We were sat down in racing seats before given a quick talk from creative director Andy Tudor. Tudor explained that World of Cars is the only true team racer at this year’s E3, while Sony’s Drive Club and Ubisoft’s The Crew profess to be all about teamwork they are actually about individuals trying to win a race solo with points accumulated for the team at the end. World of Speed on the other hand is a true MMO racer with RPG mechanics, teams will have to formulate a strategy with members taking up roles to complete objectives in a given race. One member could have a speed setup to try and win the race while supporting members could use a beefy setup in an attempt to block rivals.
As a big MMORPG fan this is compelling stuff, we could not wait to see all of this in action, unfortunately after such a great intro we experienced our first disappointment, we were handed Logitech controllers instead of wheels, the second disappointment was to take part in what can only be described as a vanilla one v one race, we would not be able to experience any of the awesome teamwork described just moments before. Don’t get me wrong, you can play the game just fine with a controller but wheel support is there for enthusiasts.
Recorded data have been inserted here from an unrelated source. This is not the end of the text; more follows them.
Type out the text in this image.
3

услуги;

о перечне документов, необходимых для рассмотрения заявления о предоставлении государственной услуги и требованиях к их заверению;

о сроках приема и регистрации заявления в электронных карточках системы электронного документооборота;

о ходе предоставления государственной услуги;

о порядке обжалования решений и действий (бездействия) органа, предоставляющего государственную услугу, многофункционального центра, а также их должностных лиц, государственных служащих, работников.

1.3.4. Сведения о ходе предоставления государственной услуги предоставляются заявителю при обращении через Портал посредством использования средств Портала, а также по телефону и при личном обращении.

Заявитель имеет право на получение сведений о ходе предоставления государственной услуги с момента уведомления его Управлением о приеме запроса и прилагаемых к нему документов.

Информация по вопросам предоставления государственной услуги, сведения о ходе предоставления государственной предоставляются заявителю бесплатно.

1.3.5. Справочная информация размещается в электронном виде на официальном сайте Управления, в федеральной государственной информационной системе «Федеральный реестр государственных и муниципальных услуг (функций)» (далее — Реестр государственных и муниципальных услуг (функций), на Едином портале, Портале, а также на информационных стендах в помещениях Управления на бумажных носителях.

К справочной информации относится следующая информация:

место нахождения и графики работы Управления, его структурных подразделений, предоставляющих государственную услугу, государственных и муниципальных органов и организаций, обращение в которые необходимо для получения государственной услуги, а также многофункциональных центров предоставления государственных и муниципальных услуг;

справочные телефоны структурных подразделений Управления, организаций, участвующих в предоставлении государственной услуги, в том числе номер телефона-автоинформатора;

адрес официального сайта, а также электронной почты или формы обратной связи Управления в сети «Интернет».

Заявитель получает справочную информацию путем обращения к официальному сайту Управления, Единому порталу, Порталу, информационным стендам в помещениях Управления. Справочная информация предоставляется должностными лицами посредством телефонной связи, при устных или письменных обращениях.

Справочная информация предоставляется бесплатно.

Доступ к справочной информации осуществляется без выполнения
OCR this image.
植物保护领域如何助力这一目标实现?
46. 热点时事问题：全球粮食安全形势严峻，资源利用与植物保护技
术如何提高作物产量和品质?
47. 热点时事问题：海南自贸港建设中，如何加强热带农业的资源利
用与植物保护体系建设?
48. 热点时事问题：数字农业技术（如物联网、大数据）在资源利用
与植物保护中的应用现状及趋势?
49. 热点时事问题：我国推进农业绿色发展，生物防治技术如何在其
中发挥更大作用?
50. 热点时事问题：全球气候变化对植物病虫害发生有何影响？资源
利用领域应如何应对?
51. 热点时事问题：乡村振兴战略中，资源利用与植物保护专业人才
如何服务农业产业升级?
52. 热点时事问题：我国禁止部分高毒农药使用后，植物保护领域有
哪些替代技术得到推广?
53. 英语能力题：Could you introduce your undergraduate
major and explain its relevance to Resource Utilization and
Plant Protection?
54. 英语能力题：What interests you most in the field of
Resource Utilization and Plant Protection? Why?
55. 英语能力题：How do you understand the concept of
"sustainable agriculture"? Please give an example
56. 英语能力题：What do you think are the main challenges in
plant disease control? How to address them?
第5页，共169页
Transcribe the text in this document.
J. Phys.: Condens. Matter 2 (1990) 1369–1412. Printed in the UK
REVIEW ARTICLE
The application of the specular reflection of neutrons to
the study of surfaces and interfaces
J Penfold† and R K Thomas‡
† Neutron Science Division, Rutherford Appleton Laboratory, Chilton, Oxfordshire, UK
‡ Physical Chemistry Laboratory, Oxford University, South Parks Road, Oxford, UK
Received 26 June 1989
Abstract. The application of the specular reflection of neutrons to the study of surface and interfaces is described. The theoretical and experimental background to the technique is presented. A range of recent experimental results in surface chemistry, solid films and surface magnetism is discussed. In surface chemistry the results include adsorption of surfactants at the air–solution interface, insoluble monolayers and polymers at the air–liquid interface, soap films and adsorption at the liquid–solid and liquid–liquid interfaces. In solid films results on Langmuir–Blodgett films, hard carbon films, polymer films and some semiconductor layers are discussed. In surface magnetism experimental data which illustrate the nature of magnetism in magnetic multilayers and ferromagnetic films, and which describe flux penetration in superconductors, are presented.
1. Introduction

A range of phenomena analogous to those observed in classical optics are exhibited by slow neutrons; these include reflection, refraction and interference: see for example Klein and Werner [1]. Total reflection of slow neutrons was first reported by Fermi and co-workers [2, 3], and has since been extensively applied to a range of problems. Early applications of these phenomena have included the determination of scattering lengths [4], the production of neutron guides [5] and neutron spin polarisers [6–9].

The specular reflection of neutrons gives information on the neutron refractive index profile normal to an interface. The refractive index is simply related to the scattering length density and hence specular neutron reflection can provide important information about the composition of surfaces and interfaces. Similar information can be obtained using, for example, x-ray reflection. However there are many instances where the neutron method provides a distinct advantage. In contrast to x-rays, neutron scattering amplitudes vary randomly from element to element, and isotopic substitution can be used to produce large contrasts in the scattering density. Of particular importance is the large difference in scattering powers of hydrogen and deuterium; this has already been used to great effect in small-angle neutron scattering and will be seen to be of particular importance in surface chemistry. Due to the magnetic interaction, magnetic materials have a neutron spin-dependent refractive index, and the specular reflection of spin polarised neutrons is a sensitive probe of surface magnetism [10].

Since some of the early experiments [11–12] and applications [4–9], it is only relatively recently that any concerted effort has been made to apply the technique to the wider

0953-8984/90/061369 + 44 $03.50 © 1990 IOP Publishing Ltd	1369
Once in the game things were looking good, really good. World of Speed is being developed in tandem with Slightly Mad Studios’ other racer Project CARS so naturally the two games are sharing assets which can only be a good thing. We are seeing a lot of good looking racer’s at the start of this generation but the guys at Slightly Mad appear to have the best looking cars in the business right now. Gameplay-wise World of Speed plays like your standard arcade racer, think Burnout or Need for Speed, a casual racer with nitro boost, handbrake turns, and alternative routes.
After a single race which I won because you know, I’m a pro like that we entered a second race with a modified setup. Tudor was quick to explain that you don’t upgrade your car in World of Speed, you simply modify it for the task at hand, whether that be drift tyres to make completing a drift challenge easier or installing a wing to increase downforce for easier cornering at the expense of straightline speed.
With the second race over and another win under my belt, our hands-on time with World of Speed was over.
World of Speed will be a free-2-play game and we have been assured that it will not be pay-2-win, microtransactions will generally be cosmetic with XP boosts thrown in for those looking to maximise their efficiency when playing the game. Essentially you cannot go in and buy the best cars and modifications, you will have to race and earn points while the whole game is available without spending a penny.